Geoscientific Model Development (Sep 2020)

ML-SWAN-v1: a hybrid machine learning framework for the concentration prediction and discovery of transport pathways of surface water nutrients

  • B. Wang,
  • B. Wang,
  • M. R. Hipsey,
  • M. R. Hipsey,
  • C. Oldham,
  • C. Oldham

DOI
https://doi.org/10.5194/gmd-13-4253-2020
Journal volume & issue
Vol. 13
pp. 4253 – 4270

Abstract

Read online

Nutrient data from catchments discharging to receiving waters are monitored for catchment management. However, nutrient data are often sparse in time and space and have non-linear responses to environmental factors, making it difficult to systematically analyse long- and short-term trends and undertake nutrient budgets.

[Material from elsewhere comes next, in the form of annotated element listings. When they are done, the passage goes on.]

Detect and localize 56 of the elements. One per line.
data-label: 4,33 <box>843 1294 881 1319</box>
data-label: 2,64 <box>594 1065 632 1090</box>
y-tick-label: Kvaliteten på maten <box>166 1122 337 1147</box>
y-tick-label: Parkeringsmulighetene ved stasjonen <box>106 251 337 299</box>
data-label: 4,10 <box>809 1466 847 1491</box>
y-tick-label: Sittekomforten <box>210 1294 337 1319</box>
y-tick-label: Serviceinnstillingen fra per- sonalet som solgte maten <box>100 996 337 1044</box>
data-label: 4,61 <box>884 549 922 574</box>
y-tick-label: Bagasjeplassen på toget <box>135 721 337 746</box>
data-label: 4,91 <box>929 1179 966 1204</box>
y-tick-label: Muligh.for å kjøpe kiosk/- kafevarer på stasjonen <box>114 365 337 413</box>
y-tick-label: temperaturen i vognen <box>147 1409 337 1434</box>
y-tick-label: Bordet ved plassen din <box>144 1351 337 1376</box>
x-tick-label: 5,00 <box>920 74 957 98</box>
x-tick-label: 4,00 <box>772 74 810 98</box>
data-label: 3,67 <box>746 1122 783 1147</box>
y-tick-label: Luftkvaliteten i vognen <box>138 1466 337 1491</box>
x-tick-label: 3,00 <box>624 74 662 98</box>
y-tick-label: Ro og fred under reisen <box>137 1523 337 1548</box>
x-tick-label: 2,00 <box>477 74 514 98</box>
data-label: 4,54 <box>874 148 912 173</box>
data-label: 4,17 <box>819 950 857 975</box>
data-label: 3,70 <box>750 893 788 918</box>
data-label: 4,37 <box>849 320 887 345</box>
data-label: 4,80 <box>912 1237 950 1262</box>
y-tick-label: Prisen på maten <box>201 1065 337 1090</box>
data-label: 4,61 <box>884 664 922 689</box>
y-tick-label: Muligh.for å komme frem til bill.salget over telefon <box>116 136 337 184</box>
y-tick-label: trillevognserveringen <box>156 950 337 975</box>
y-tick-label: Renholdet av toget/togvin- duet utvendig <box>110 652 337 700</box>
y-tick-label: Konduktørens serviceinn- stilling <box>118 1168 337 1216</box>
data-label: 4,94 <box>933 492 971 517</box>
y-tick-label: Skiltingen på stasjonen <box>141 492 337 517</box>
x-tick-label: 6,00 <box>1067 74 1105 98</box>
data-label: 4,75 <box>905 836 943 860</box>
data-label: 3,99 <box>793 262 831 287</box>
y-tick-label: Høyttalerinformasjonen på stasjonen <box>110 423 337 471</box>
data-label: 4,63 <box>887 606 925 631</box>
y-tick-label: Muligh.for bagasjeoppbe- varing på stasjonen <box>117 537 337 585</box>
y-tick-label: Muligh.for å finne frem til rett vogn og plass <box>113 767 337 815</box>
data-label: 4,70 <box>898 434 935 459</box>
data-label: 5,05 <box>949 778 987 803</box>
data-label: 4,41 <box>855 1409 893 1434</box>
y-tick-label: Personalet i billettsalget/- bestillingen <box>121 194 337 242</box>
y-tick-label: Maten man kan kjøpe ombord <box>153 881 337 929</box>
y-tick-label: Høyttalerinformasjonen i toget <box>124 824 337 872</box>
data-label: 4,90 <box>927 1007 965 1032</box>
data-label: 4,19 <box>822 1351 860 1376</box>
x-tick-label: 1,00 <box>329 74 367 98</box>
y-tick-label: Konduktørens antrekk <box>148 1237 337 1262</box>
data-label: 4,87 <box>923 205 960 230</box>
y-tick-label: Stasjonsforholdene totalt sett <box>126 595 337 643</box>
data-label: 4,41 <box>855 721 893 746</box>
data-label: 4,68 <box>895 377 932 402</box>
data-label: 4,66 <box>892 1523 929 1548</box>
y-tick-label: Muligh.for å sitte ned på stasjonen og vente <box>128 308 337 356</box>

To address these challenges, we developed a hybrid machine learning (ML) framework that first separated baseflow and quickflow from total flow, generated data for missing nutrient species, and then utilised the pre-generated nutrient data as additional variables in a final simulation of tributary water quality. Hybrid random forest (RF) and gradient boosting machine (GBM) models were employed and their performance compared with a linear model, a multivariate weighted regression model, and stand-alone RF and GBM models that did not pre-generate nutrient data. The six models were used to predict six different nutrients discharged from two study sites in Western Australia: Ellen Brook (small and ephemeral) and the Murray River (large and perennial). Our results showed that the hybrid RF and GBM models had significantly higher accuracy and lower prediction uncertainty for almost all nutrient species across the two sites. The pre-generated nutrient and hydrological data were highlighted as the most important components of the hybrid model. The model results also indicated different hydrological transport pathways for total nitrogen (TN) export from two tributary catchments. We demonstrated that the hybrid model provides a flexible method to combine data of varied resolution and quality and is accurate for the prediction of responses of surface water nutrient concentrations to hydrologic variability.